Amazon is Taking Over the World; Get Used to It

Amazon Takeover

The takeover of Whole Foods by Amazon rattled the retail grocery world, with many predicting legacy supermarkets already lost to the digital behemoth. The tech market is watching warily as Amazon encroaches on its turf. It’s time to stop fearing Amazon and embrace it.

By Larry Walsh

Within hours of the announcement that Amazon was buying Whole Foods for $13 billion, the shock expressed on social media turned from “What the hell just happened?” to memes of Jeff Bezos asking his voice-interface system Alexa to buy him something at Whole Foods and ending up with the whole company by mistake.

Trust me; the Amazon acquisition of Whole Foods is no mistake. In fact, it’s part of a well-practiced, carefully honed strategy the digital behemoth uses to penetrate and conquer new markets. First, it identifies stale markets; second, it partners with companies in those markets to learn and disrupt; and finally, it either takes over the partners or pushes them out to gain dominance.

Amazon is a company built on simplicity. Every decision it makes starts with “How does this benefit the customer?” and ends with “How do we make [whatever] as simple as possible?” It’s not a great mystery. And Amazon isn’t practicing magic. It’s just doing something that few legacy companies ever do: sacrificing short-term interest for long-term gain.

One of the questions that IT vendors and distributors have been asking The 2112 Group the most so far this year is “What are we going to do about Amazon?” Because of this question, 2112 recently produced a Webinar on the topic (click here for a replay). Vendors worry about Amazon for good reason.

  • Amazon is using its digital footprint and technology to disrupt multiple industries.
  • Amazon has already disrupted the retail channel, forcing vendors to funnel more of their consumer and SMB product through the digital marketplace.
  • Amazon is already a major player in hardware; its Fire tablets are best-sellers behind Apple and Samsung products.
  • Amazon is the market-leading cloud service provider, and it doesn’t use accounting tricks to bolster its cloud revenue.
  • Amazon recently launched a videoconferencing service that some analysts say is on par with Google Hangouts and a low-cost alternative to similar systems such as Citrix’s GoToMeeting and Cisco’s WebEx.
  • Amazon is developing an office productivity application suite to challenge Microsoft’s Office 365 and Google Apps.
  • Amazon is considering acquiring Slack, which would give it a substantial footprint in the enterprise collaboration market.
  • Amazon Business is pushing into B2B technology and consumable sales, presenting a significant challenge to the classic digital market resellers (DMRs) such as CDW, SHI, and Insight.
  • Amazon is pressing into technology distribution, working with the big distribution houses to gain a foothold in the technology supply chain.

And the list goes on.

Rod Baptie, head of Baptie & Co. and producer of the Channel Focus events, once said, “You can buy anything from Amazon, but it will sell you nothing.” That’s not necessarily true, as Amazon’s customer relationship and marketplace analytics are so powerful that it can throttle what customers see. Many vendors fear Amazon will become so powerful that they’ll lose control over the go-to-market process and, ultimately, the customer.
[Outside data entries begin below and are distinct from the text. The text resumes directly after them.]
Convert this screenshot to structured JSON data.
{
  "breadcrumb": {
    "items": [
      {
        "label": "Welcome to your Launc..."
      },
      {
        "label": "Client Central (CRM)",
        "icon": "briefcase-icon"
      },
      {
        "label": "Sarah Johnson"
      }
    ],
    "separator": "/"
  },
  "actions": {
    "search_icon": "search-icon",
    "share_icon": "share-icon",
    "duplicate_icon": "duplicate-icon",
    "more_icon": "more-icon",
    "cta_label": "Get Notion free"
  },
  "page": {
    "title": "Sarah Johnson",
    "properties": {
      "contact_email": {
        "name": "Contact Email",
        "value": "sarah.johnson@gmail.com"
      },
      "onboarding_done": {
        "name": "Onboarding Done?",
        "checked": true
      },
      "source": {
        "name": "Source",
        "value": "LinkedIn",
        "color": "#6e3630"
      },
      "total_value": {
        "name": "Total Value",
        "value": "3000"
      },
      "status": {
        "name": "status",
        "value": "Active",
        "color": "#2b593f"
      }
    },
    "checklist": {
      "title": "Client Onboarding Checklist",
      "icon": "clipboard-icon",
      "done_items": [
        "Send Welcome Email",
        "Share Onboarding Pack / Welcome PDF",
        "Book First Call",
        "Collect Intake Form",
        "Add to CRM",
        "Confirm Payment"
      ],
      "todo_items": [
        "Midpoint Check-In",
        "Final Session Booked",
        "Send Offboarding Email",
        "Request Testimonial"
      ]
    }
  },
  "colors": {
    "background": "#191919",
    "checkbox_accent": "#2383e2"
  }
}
The reality is that marketplaces are the channel’s future. If one of the core tenets of the channel is creating points of purchase through which customers can buy a product, Amazon is among the best channel players. It provides vendors with ubiquitous coverage, efficient distribution, and ease of doing business with the customer. And if marketplaces can provide that level of market presence and effectiveness, they spell trouble for the rank-and-file legacy reseller partners operating on the regional and local levels.

Here at 2112, we believe it’s time to stop fearing Amazon and start embracing Jeff Bezos’ creation – to apply its management and strategy principles to the development of next-generation go-to-market and route-to-market strategies.

Let’s start with Bezos’ first law: “It’s always Day One.” Bezos writes of this principle often, saying anything is possible on Day One. Amazon eats Day Two companies – static organizations that double-down on legacy strategies and refuse to venture into new territory. And Day Three companies? They’re the walking dead.

Staying at Day One isn’t easy. It requires a different way of thinking, an approach to business that’s often unfamiliar and scary to established technology companies. In addition to putting customers first, Amazon strives to remove layers of complexity, expedite decision-making processes, accept risks and mistakes, decrease dependencies on third parties for mission-critical tasks, and measure progress and results. Not everything works for Amazon, but it keeps pushing the envelope of possibility to stay ahead of the competition.

When Bezos founded Amazon 20 years ago, it was an online book retailer that barely got any attention among the nascent class of start-ups probing the power of the early Internet. In the two decades hence, Amazon evolved into what may become the operating platform of the digital economy. Fighting this change is like trying to turn back the calendar; it’s just not going to happen. Instead, technology vendors, distributors, and resellers have to start learning how to operate and thrive in the Amazon world, lest they find themselves on the receiving end of Bezos’ disruption.